FDA's Woodcock suggests letter grades for drug plants

Janet Woodcock

The quality of manufacturing at a state-of-the-art plant is going to be better than at one that is old, out of date and not maintained. But there is really no way for patients and their doctors to pick the product made at the better facility. And so the FDA's top quality regulator thinks it might be time to put letter grades on manufactured products in hopes of leading drugmakers to invest more, particularly in complex sterile manufacturing facilities.

"It would then be up to the marketplace to answer the ultimate question: How much are we willing to pay for quality?" Janet Woodcock, director of the Center for Drug Evaluation Research (CDER), said in a paper she authored with Marta Wosinska, director of economics staff at CDER, that appears in Clinical Pharmacology & Therapeutics.

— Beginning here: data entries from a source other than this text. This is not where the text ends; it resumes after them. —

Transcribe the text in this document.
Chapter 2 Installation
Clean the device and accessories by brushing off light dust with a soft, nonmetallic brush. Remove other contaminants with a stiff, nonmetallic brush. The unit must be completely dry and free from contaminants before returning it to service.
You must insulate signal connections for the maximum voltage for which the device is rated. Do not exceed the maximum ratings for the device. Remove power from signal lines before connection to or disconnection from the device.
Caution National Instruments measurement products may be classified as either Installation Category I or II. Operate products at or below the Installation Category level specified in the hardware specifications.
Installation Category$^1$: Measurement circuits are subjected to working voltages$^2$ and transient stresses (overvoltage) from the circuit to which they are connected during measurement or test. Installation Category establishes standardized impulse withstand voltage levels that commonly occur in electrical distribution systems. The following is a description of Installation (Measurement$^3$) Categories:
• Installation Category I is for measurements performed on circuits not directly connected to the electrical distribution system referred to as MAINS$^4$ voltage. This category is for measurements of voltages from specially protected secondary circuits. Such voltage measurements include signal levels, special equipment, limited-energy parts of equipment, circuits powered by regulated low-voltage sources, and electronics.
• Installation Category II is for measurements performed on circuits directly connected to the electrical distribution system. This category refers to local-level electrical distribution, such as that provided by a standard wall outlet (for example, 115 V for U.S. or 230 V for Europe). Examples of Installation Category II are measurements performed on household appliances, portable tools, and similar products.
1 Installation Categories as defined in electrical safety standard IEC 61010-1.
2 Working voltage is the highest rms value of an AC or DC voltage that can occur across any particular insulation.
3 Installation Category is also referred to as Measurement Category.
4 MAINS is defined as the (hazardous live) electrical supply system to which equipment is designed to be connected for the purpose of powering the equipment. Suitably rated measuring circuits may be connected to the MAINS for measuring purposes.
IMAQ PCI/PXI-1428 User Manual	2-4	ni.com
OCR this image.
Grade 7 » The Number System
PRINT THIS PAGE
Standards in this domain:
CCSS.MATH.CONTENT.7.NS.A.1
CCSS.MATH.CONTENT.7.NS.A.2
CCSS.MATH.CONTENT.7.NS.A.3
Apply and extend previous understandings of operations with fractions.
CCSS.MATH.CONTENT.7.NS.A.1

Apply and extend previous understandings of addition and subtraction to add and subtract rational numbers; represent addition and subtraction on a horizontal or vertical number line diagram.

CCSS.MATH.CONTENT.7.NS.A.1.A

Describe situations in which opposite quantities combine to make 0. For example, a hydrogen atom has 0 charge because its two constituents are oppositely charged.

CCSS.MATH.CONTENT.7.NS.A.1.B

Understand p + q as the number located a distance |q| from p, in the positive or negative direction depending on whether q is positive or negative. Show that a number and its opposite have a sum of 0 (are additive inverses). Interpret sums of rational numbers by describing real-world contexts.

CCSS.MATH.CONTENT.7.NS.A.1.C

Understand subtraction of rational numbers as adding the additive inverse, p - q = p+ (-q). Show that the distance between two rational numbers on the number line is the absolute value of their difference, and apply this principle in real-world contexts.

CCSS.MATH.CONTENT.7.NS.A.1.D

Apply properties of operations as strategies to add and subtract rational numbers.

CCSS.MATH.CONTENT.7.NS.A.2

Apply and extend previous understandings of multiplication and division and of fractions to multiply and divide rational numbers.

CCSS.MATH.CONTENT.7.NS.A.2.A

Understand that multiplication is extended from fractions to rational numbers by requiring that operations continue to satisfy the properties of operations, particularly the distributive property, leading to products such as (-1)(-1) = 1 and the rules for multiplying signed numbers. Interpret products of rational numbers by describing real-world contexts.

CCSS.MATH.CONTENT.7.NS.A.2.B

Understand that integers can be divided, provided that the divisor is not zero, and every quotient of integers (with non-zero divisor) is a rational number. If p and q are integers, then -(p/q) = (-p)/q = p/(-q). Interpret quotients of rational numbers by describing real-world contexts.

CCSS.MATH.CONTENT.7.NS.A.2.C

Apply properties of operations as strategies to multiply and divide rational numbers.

The economics of sterile drug manufacturing has kept some drugmakers from putting much into old plants which make, generic, low-margin drugs that still require high levels of sterility and are essential to healthcare. When those plants are found to be lacking, then the FDA has decide whether to push to shut them down to protect consumers or leave them open while they address issues because they manufacture products no one else does. Resulting drug shortages have been a huge problem for patients and the agency.

"Not every production disruption turns into a shortage, but virtually all shortages are preceded by disruptions in production," the paper points out. And as Regulatory Focus reports, consumers have no way of knowing which products come from the best plants. They buy on price or doctor recommendations.

And so the duo say, "we have now reached a point where FDA needs to engage the marketplace to help address the manufacturing problems, which unilateral FDA actions have not been able to prevent.

"FDA could support the buyers and payers in their purchase and reimbursement decisions by providing them with meaningful manufacturing quality metrics." It has worked in other settings where quality can be tough to figure out, like HMOs and yes, the local diner. "Restaurant grades, HMO scorecards or even a U.S. Pharmacopeia stamp on vitamins are just a few among many tools that utilize this concept."